In practical terms, what I'd do in your situation is, if I made a
change and it blew up some tests, I'd examine the tests. Any tests
which depended on implementation details and didn't really have much
to do with the goals of the application itself, I'd simply throw away.
That's just a waste of time. Get rid of it. Any tests which were about
the API internals, rather than just the way a client programmer should
use the API, I'd either throw those tests away too, or possibly
separate them.

This is especially true as you're changing the internals, refactoring,
throwing away objects, etc. What you're really looking at might be a
boundary between what elements of the API you expose and what elements
can change without the client programmer ever even being aware of it.
Even if the client programmer is you, this distinction is still valid,
it's basically the core question of OOP. Anyway, I can't see your
code, I'm just guessing here, but I'd say make that separation more
explicitly, maybe even to the point of having client tests and
internal API tests, the goal being to have less tests overall, and for
those tests you retain to be cleaner and a little more categorized.

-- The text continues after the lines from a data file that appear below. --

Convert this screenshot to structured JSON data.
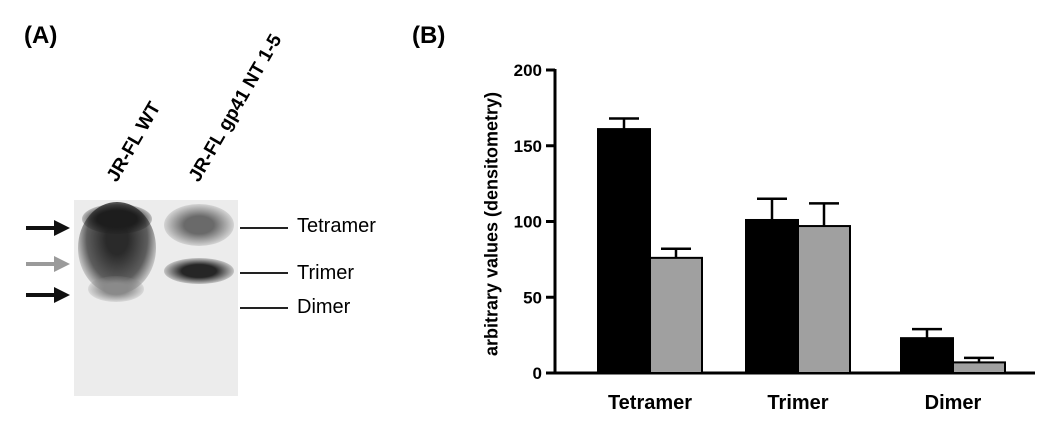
{
  "panels": {
    "a_label": "(A)",
    "b_label": "(B)"
  },
  "blot": {
    "lanes": [
      "JR-FL  WT",
      "JR-FL  gp41 NT 1-5"
    ],
    "bands": [
      "Tetramer",
      "Trimer",
      "Dimer"
    ],
    "arrow_colors": [
      "#111111",
      "#9a9a9a",
      "#111111"
    ]
  },
  "chart_data": {
    "type": "bar",
    "categories": [
      "Tetramer",
      "Trimer",
      "Dimer"
    ],
    "series": [
      {
        "color": "#000000",
        "values": [
          161,
          101,
          23
        ],
        "errors": [
          7,
          14,
          6
        ]
      },
      {
        "color": "#a0a0a0",
        "values": [
          76,
          97,
          7
        ],
        "errors": [
          6,
          15,
          3
        ]
      }
    ],
    "xlabel": "",
    "ylabel": "arbitrary values (densitometry)",
    "ylim": [
      0,
      200
    ],
    "yticks": [
      0,
      50,
      100,
      150,
      200
    ],
    "grid": false,
    "legend": "none"
  }
}
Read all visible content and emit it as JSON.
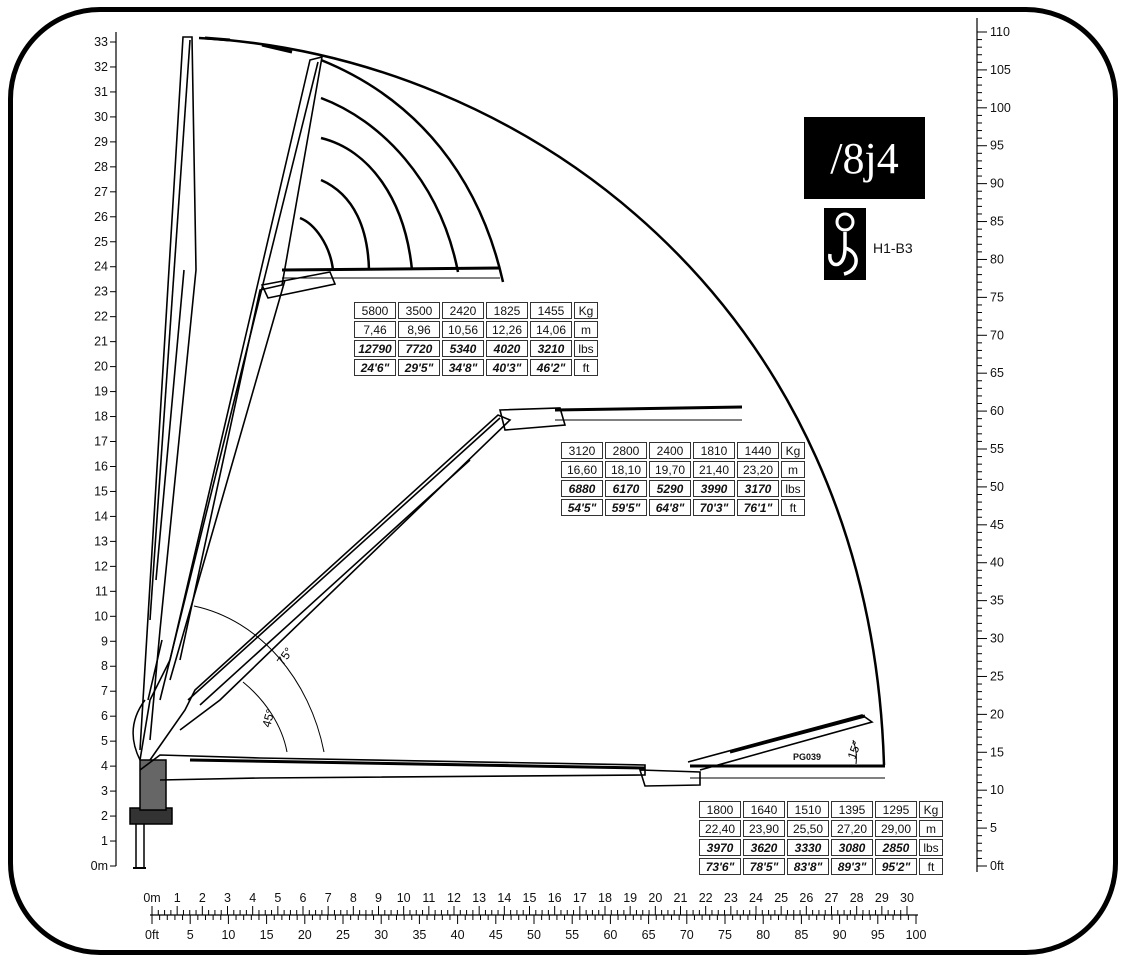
{
  "model": "/8j4",
  "hook_code": "H1-B3",
  "config_code": "PG039",
  "colors": {
    "ink": "#000000",
    "background": "#ffffff"
  },
  "angles": [
    "75°",
    "45°",
    "15°"
  ],
  "left_axis": {
    "unit": "m",
    "labels": [
      "0m",
      "1",
      "2",
      "3",
      "4",
      "5",
      "6",
      "7",
      "8",
      "9",
      "10",
      "11",
      "12",
      "13",
      "14",
      "15",
      "16",
      "17",
      "18",
      "19",
      "20",
      "21",
      "22",
      "23",
      "24",
      "25",
      "26",
      "27",
      "28",
      "29",
      "30",
      "31",
      "32",
      "33"
    ]
  },
  "right_axis": {
    "unit": "ft",
    "labels": [
      "0ft",
      "5",
      "10",
      "15",
      "20",
      "25",
      "30",
      "35",
      "40",
      "45",
      "50",
      "55",
      "60",
      "65",
      "70",
      "75",
      "80",
      "85",
      "90",
      "95",
      "100",
      "105",
      "110"
    ]
  },
  "bottom_axis_m": {
    "labels": [
      "0m",
      "1",
      "2",
      "3",
      "4",
      "5",
      "6",
      "7",
      "8",
      "9",
      "10",
      "11",
      "12",
      "13",
      "14",
      "15",
      "16",
      "17",
      "18",
      "19",
      "20",
      "21",
      "22",
      "23",
      "24",
      "25",
      "26",
      "27",
      "28",
      "29",
      "30"
    ]
  },
  "bottom_axis_ft": {
    "labels": [
      "0ft",
      "5",
      "10",
      "15",
      "20",
      "25",
      "30",
      "35",
      "40",
      "45",
      "50",
      "55",
      "60",
      "65",
      "70",
      "75",
      "80",
      "85",
      "90",
      "95",
      "100"
    ]
  },
  "load_tables": [
    {
      "units": [
        "Kg",
        "m",
        "lbs",
        "ft"
      ],
      "kg": [
        "5800",
        "3500",
        "2420",
        "1825",
        "1455"
      ],
      "m": [
        "7,46",
        "8,96",
        "10,56",
        "12,26",
        "14,06"
      ],
      "lbs": [
        "12790",
        "7720",
        "5340",
        "4020",
        "3210"
      ],
      "ft": [
        "24'6\"",
        "29'5\"",
        "34'8\"",
        "40'3\"",
        "46'2\""
      ]
    },
    {
      "units": [
        "Kg",
        "m",
        "lbs",
        "ft"
      ],
      "kg": [
        "3120",
        "2800",
        "2400",
        "1810",
        "1440"
      ],
      "m": [
        "16,60",
        "18,10",
        "19,70",
        "21,40",
        "23,20"
      ],
      "lbs": [
        "6880",
        "6170",
        "5290",
        "3990",
        "3170"
      ],
      "ft": [
        "54'5\"",
        "59'5\"",
        "64'8\"",
        "70'3\"",
        "76'1\""
      ]
    },
    {
      "units": [
        "Kg",
        "m",
        "lbs",
        "ft"
      ],
      "kg": [
        "1800",
        "1640",
        "1510",
        "1395",
        "1295"
      ],
      "m": [
        "22,40",
        "23,90",
        "25,50",
        "27,20",
        "29,00"
      ],
      "lbs": [
        "3970",
        "3620",
        "3330",
        "3080",
        "2850"
      ],
      "ft": [
        "73'6\"",
        "78'5\"",
        "83'8\"",
        "89'3\"",
        "95'2\""
      ]
    }
  ]
}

Client programmer tests and functional ("black-box") tests, those are
important. They make sure that the results you get are the results you
want. API internal tests, if they're blowing up on details of the
implementation, simply throw them away. If they're testing for objects
that don't exist any more, they're just useless distractions. You
should retain some amount of tests for internals of the API, but
ideally, those are the only tests that should change when you're
refactoring. Refactoring means changing the design without changing
the functionality. If you refactor and a test of the functionality
blows up, that's really bad news. If you refactor and a test of the
API internals blows up, that's nothing.

What it actually sounds like is spaghetti tests. You should really
only test for things that you need to know. The tests that go to
specific bits and pieces of the implementation, those should only be
in a part of the testing code reserved for testing the implementation.
Higher-level tests should only test higher-level behavior.

Ideally, if you change only one thing in your application, you should
only see one test fail. In reality that won't necessarily happen,
certainly not right away in this particular case, but it becomes a lot
more likely if you refactor both the tests and the application at the
same time. In that case, the finer-grained your tests get, the
finer-grained your application will get along with it. What you want
to do is have very simple tests running against very simple code, so
that as soon as a single test breaks, you know exactly what went
wrong.

I literally JUST got started using TDD, but I had been putting it off
for years, and now, I totally 100% advocate it. Being able to
recognize instantly exactly what went wrong is a REALLY nice thing.
What makes legacy spaghetti so horrible to work with is the exact
opposite: it takes you forever to get even a vague idea of where the
mysterious thing that went wrong might be. Get fine-grained tests and
fine-grained code and you'll be very happy.